A los dos o tres años del proceso del collar es imposible ya salvar a María Antonieta, infamada en toda Francia como la mujer más lasciva y depravada, más astuta y tiránica que cabe imaginar, mientras que, por el contrario, la bribona De la Motte, marcada por el fuego, pasa por víctima inocente.

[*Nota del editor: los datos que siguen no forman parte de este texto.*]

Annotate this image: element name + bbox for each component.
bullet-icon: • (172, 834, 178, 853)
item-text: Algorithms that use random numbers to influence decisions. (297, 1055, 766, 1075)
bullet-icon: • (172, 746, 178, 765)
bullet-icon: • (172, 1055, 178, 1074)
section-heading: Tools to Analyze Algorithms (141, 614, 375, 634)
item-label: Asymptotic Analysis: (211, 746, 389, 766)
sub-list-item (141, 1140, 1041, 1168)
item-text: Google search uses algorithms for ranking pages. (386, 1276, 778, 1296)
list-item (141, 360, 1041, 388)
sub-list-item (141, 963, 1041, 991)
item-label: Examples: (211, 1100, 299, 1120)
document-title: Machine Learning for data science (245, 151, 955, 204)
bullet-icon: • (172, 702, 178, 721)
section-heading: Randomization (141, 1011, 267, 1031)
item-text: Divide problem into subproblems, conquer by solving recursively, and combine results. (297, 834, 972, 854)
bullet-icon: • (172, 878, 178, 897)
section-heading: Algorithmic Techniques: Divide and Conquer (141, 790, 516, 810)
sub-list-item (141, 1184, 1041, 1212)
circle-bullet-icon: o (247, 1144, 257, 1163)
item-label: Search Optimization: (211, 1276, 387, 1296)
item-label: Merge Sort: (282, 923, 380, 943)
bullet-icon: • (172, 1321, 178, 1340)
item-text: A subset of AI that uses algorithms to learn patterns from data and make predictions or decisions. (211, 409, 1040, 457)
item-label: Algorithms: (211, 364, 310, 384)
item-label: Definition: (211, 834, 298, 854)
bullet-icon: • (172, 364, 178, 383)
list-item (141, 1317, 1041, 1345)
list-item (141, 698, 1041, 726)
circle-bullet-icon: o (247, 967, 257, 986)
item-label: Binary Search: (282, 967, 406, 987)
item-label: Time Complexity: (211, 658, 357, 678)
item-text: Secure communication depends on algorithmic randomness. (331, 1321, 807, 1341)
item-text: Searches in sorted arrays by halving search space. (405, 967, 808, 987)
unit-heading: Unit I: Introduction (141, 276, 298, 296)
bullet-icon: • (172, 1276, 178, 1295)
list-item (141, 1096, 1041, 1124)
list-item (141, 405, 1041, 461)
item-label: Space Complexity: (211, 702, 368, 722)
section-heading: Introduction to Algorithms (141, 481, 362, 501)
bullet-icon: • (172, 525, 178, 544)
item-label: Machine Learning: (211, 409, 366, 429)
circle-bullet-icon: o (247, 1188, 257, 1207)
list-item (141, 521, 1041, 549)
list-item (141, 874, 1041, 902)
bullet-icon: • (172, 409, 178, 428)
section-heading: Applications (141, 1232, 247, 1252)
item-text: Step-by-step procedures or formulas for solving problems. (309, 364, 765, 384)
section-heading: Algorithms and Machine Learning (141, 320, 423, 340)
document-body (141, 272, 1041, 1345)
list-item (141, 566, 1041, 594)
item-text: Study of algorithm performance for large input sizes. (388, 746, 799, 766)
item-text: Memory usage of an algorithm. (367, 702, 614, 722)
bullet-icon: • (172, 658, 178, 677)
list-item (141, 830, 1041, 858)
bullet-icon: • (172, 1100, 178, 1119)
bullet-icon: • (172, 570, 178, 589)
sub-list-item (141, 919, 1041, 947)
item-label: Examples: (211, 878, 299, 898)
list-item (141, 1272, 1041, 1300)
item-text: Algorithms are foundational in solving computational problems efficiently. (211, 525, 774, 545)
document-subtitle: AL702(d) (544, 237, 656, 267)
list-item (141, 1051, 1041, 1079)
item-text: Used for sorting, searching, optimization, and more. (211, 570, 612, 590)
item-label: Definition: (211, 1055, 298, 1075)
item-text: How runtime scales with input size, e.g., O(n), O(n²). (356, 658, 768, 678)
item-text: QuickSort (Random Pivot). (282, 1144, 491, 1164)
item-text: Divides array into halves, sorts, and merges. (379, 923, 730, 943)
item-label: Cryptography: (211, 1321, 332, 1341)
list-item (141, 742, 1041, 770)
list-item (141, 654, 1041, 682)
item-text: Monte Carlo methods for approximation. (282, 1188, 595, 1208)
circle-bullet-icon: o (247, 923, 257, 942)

Y apenas estalla la Revolución, cuando intentan los clubs traer a París a la fugitiva De la Motte, bajo su protección, para abrir nuevamente y con maña todo el proceso del collar, pero esta vez con la De la Motte como acusadora y María Antonieta en el banco de los acusados; sólo la muerte súbita de la De la Motte -en 1791 se arrojó por la ventana de un ataque de manía persecutoria- impidió que esta magnífica embaucadora fuera llevada en triunfo por París, concediéndosele el decreto de que «ha sido acreedora de la gratitud de la República». Sin esta intervención del destino, el mundo habría asistido a una comedia de justicia mucho más grotesca aún que el proceso del collar: la De la Motte, espectadora aclamada en la decapitación de la reina calumniada por ella.